Tudo me leva a crer que o ponto de partida para este livro (pois é de um livro que se trata; neste caso um livro dentro do livro) foram as fotografias de João Freire. O tema, como o título de Lisboa ao Voo do Pássaro indica com toda a clareza, é a cidade de Lisboa, embora quem conheça algo da obra de Mário-Henrique Leiria não se surpreenda em nada se eu lhe disser que não é só a cidade de Lisboa. E o tempo, que também é aqui de toda a relevância sendo Leiria quem é, é aquele período pós-revolucionário em que o PREC já ficou para trás e a democracia formal já se vai consolidando.
Razoavelmente longo, o livro vai sendo construído de uma forma bastante semelhante à do Conto do Natal para Crianças: cada fotografia de Freire é como que comentada ou complementada por uns quantos versos de Leiria. Não poemas independentes, mas um poema só, apesar de alguns apartes parecerem ser um pouco alheios à história geral. Esta não será propriamente uma história mas vendo bem não deixa de o ser. É sobretudo um comentário, irónico e corrosivo como seria inevitável em Leiria, mas também algo desencantado, agora que o fascismo já ficou para trás mas pouco do sonho que a revolução trouxe se cumpriu, sobre a cidade de Lisboa que Mário-Henrique Leiria parece achar demasiado igual a si própria, demasiado semelhante à de antigamente.

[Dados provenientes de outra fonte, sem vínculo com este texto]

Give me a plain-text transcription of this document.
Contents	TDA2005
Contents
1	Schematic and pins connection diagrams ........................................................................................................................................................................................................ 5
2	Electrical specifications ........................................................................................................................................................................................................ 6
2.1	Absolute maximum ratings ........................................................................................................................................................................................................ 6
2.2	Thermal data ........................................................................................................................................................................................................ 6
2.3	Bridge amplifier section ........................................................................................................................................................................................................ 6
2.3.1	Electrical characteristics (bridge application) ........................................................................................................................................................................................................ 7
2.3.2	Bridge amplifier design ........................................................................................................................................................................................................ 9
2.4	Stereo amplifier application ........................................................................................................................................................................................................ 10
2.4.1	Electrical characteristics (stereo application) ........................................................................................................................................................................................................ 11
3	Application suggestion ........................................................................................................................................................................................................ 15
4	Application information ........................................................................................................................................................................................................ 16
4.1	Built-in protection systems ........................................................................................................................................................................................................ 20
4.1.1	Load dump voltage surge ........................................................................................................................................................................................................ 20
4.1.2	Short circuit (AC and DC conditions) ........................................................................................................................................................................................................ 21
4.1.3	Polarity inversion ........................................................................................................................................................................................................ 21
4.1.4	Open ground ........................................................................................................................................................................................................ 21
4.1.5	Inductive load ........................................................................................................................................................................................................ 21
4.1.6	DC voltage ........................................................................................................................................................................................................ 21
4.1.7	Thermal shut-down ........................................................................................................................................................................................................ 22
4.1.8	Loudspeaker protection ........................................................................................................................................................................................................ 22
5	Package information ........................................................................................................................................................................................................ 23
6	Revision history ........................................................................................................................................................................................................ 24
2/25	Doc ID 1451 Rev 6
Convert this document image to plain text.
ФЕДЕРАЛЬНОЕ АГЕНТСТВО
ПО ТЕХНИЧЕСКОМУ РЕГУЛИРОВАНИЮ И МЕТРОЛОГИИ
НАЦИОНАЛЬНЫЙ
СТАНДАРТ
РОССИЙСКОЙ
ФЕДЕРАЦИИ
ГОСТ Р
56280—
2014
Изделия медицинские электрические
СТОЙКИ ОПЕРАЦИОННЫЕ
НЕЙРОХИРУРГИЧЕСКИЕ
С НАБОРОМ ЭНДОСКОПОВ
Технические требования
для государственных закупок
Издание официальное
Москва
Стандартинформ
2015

Acutilante e, a espaços, bastante divertido, este texto é claramente Leiria, mas aquele Leiria de que eu tendo a gostar menos. Já o disse várias vezes e continua a ser verdade: prefiro de longe as suas prosas aos seus versos. No entanto, este é dos tais autores de que gosto tanto quando gosto mais que não é por gostar menos que deixo de gostar. Portanto sim, prefiro outras coisas dele a esta, mas não deixei de desfrutar desta leitura.